Most of us remember where we were and what we were doing on September 11, 2001, when our nation was bombed by its own planes piloted by Muslim extremists. Two planes crashed into the Twin Towers of the World Trade Center while another plunged into the Pentagon and a fourth plowed into a field in Pennsylvania.

"Let's Roll" were the last words of Todd Beamer and the title of the new book by his wife Linda. Todd and other brave and heroic passengers prevented the plane they were on from crashing into The White House or the Capitol in Washington.

I would imagine that all who served, were injured, and died on that infamous day in our national history would say to us, if they could, "Let's remember what happened and make sure it never happens again."

The heartache, suffering, and misery of that day must never be forgotten. There were days of agony. The hurts and the scars remain. President Bush, whom some refer to as "BUSH 43", was and has been a comforting voice for the nation. He has also helped us to remember our national torture and struggle. Here are a few things we have learned.

  1. THAT WE ARE VULNERABLE. We are open to attack. We can be ravaged and physically wounded. The enemy can be residing in our own land and often protected by our laws. We need to be observant and remember the advice of Jesus, "Watch and pray that you will not fall" (Matthew 26:41, NIV).
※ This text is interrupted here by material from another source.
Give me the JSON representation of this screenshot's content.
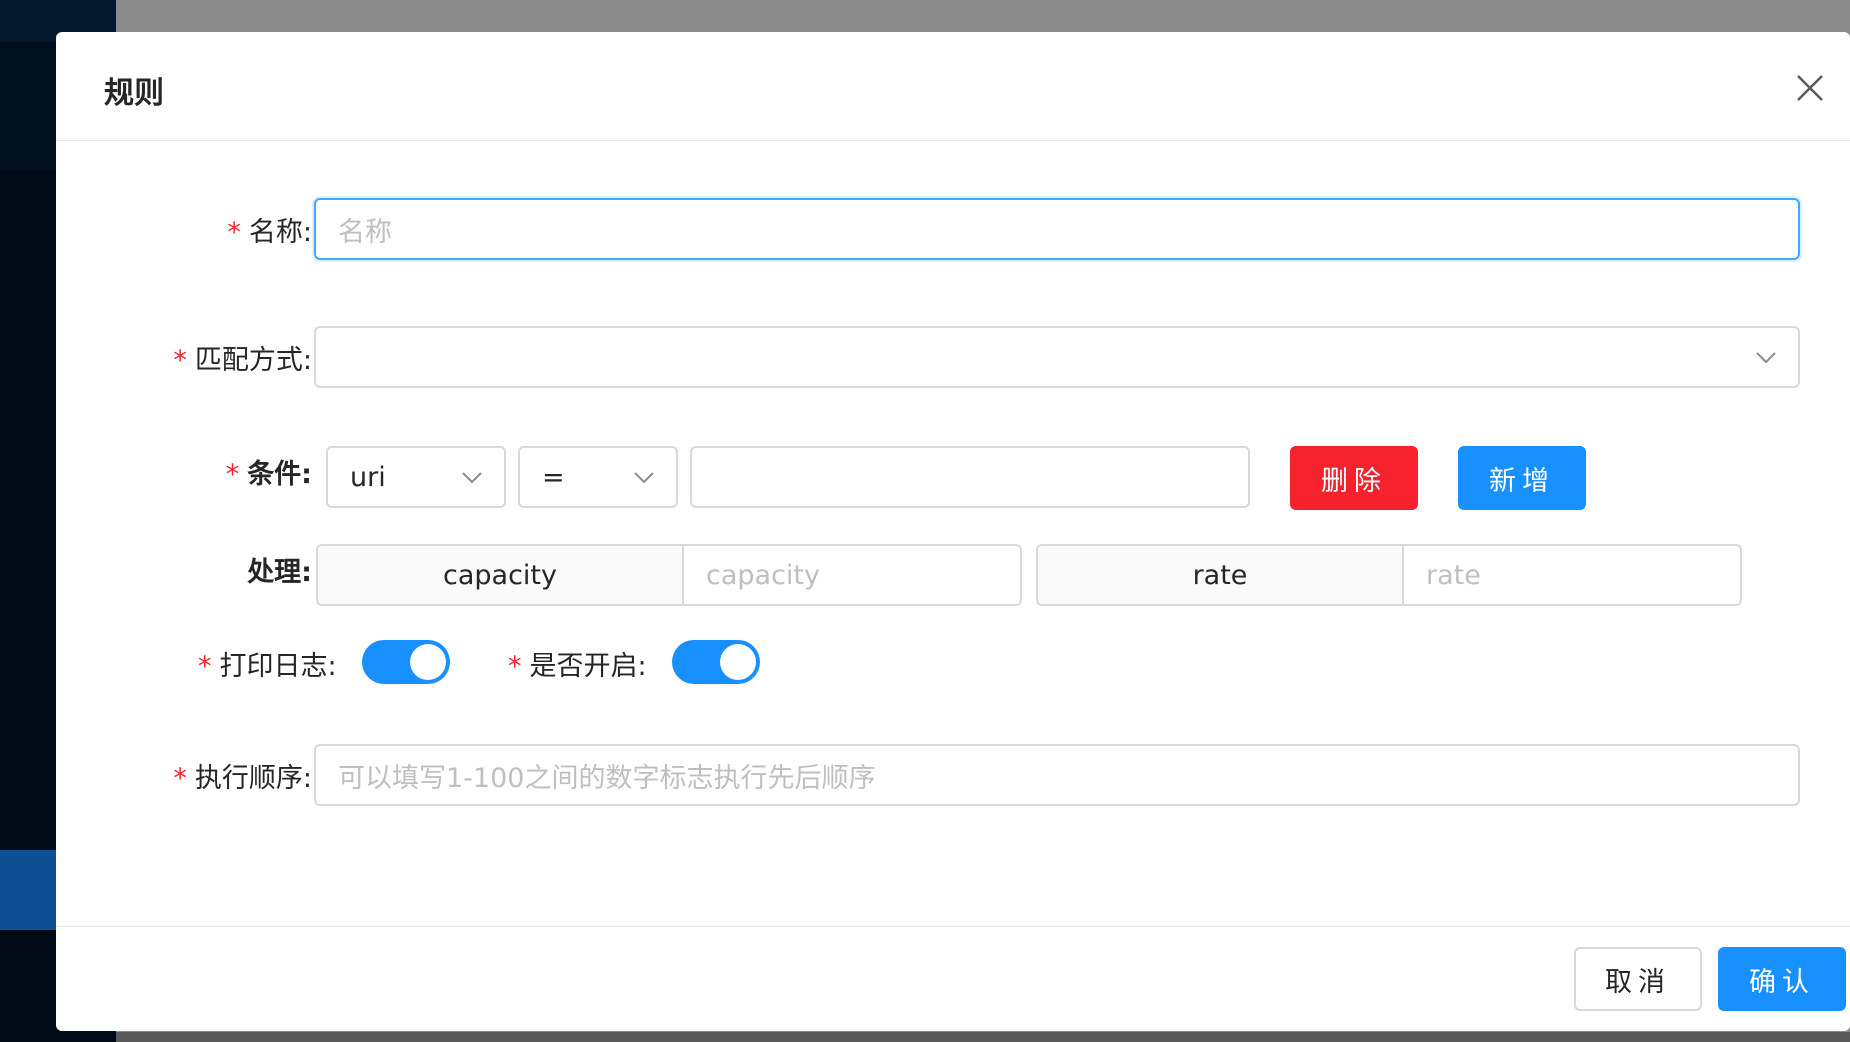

  2. WE MUST BE HELD ACCOUNTABLE. We must not be careless in our devotion to duty. We are all accountable to friends, church, employer, employees, family, and government.

    Likewise state and national political and business leaders must be held responsible for the decisions they make. Dwight D. Eisenhower, President and World War II military leader, said, "A people that values its privileges above its principles, soon loses both."

    In his insightful book, "Applied Management Ethics", Andrew Sikula, Sr., Director of the Graduate School of Management, Marshall University, states: "Management is doing things right; ethics is doing the right things. Character counts." St. Paul wrote to Christians living in a very wicked city: "Now it is required that those who have been given a trust must prove faithful" (I Corinthians 4:2, NIV).

  3. WE SUFFER TOGETHER. John Donne wrote long ago, "No man is an island entire of itself; . . ." If we rejoice together, we also must suffer together. Paul, the teacher, said we are to "Carry each other's burdens . . ." (Galations 6:2, NIV).

  4. AT TIMES WE ARE HELPLESS. When we are doing our best, things can still go wrong in disastrous ways. Our wall of invincibility has been shattered. Our fears come from within as well as without.

    In one short year we have experienced bombings, fires, floods, tornadoes, hurricanes, earthquakes, volcanic eruptions and other natural phenomenon over which we have little if any control.

    Our nation will be safe only as long as it is a nation under God. If God's protective covering is removed, we are doomed. We know how quickly economic power can plunge downward. Our military can not save us from every enemy. Words spoken long ago offer hope for our best defense, "You won't succeed by might or by power, but by my Spirit, says the Lord of Armies" (Zechariah 4:6, GOD'S WORD).

  5. WE CAN DO BETTER. We can do better in education, economics, religion, understanding, and in every area of life. None of us can any longer just go along for the ride. We all have a job to do. Buckminster Fuller expressed it this way: "There are no passengers on spaceship earth. Everybody's crew."

    David, once a great king in Israel, said: "For You are my rock and my fortress; therefore, for Your name's sake, lead me and guide me" (Psalm 31:3, NKJ). We can do better when we remember that all our hope is in God and all His promises are true.